The Symptoms of Runner’s Withdrawal: When You GO From Happy Feet to A Sad Panda

**Before I even go on, I’m going to remind readers that I am not a medical professional nor do I claim to be be one. I am not qualified to diagnose mental or physical illnesses. If you need further clarification on this, refer back to the disclosure page. If you need additional clarification, leave a comment.

I haven’t been running for almost a whole week since that last brutal run through the freezing rain. It was a well timed break because most of the last week has been spent making preparations for my fundraiser for Operation Home Front. However, last night I actually experienced physical pain in my legs. I joked around at work that I’m experiencing “runner’s withdraw” and that running has turned into my drug of choice.

Then, I did a brief amount of research into the topic, and it turns out that running can be a REAL addiction. There have been numerous studies done on the topic. After reading some of these articles, I am starting to feel as though I may have a small addiction to running. The following is a list of possible symptoms someone can experience when not running for a period of time.

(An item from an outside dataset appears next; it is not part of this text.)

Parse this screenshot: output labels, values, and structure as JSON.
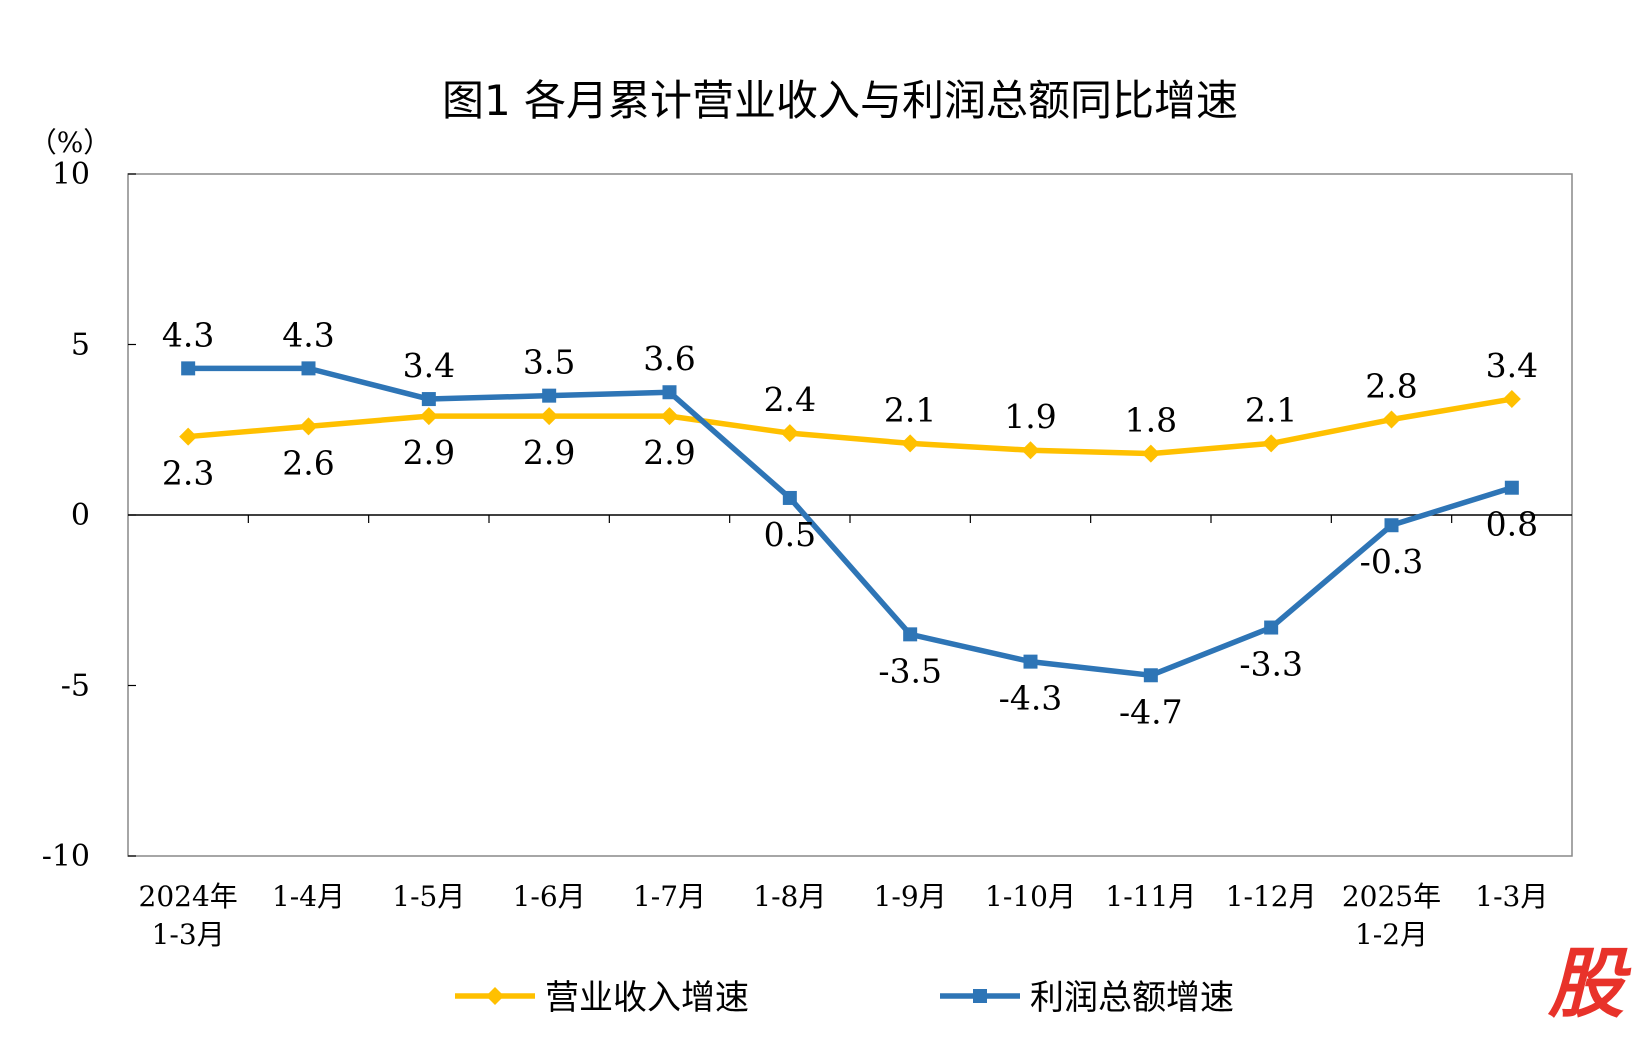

Have you gone over the edge?

Rate yourself as honestly as you can below with the following checklist:

I have missed important social obligations and family events in order to exercise.
I have given up other interests, including time with friends, in order to make more time to work out.
Missing a workout makes me irritable and depressed.
I only feel content when I am exercising or within the hour after exercising.
I like exercise better than sex, good food, or a movie — in fact there’s almost nothing I’d rather do.
I work out even if I’m sick, injured, or exhausted. I’ll feel better when I get moving anyway.
In addition to my regular schedule, I’ll exercise more if I find extra time.
Family and friends have told me I’m too involved in exercise.
I have a history (or a family history) of anxiety or depression.

If you have checked three or more of these items, you may be losing your perspective on running and working out. Exercise is healthy as long as it is in balance with a full life. Speak with a mental health professional or your doctor for help.

(Sharon Stoliaroff, Ph.D., a clinical psychologist in Chevy Chase, MD, developed this checklist.)